My coach friend showed me that within my logical mindset I was acknowledging all sides of the situation – except my own. To help me get there, she asked me to bring my awareness into my chest and invite the awareness of my genuine emotional state.

As I settled into the animal of my body, I was able to see it for the first time: Oh. I feel hurt. I don’t feel seen and acknowledged equally in this situation.

That awareness was really all it took to break the stalemate with my friend. Once I was able to bring my feelings to the discussion, my friend could in turn bear witness to that and to see and feel me in a way that she couldn’t before. For her, I was present in the friendship in a whole new way, and the process forged a new connection between us where we could both allow our genuine emotions to be explored and witnessed.

Since that moment, authentic connection has become the foundation of our friendship, not just the exchange and collision of viewpoints.
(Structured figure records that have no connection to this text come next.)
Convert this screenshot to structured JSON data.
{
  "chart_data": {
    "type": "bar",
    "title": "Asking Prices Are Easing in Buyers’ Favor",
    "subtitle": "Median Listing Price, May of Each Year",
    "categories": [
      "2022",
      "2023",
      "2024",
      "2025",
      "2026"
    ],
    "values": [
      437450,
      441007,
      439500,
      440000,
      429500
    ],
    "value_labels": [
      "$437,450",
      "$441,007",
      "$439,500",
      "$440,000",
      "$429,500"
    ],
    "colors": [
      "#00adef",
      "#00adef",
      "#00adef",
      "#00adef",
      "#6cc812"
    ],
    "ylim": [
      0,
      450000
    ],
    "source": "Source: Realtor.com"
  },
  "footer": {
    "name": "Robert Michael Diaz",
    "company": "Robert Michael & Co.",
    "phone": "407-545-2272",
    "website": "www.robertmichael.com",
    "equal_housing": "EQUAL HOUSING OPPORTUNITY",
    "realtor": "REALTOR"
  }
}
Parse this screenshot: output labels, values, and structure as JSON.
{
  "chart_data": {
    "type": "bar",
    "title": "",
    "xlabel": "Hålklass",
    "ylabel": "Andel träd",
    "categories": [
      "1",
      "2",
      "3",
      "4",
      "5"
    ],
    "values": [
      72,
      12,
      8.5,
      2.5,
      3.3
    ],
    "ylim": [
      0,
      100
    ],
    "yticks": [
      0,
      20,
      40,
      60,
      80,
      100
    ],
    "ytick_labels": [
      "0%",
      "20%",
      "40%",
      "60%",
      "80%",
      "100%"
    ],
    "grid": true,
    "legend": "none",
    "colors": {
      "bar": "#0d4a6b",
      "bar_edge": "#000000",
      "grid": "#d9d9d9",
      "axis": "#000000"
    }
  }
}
This experience has taught me a lot. I can see that true connection with others is only accessible via a true connection to the self. Horses have always modeled this for me, and I’m finally learning. Once I can allow a true connection to my own emotions, I become willing to place connection as my primary objective in interactions with others. And for me, when I discover I’ve become disconnected from myself, the answer is to be found in love and in nature. The value in reaching out to a trusted and wise friend is enormous… and sometimes for me those friends are animals. There is magic in the discovery of how effortlessly and completely they know what we can spend a lifetime trying to discover.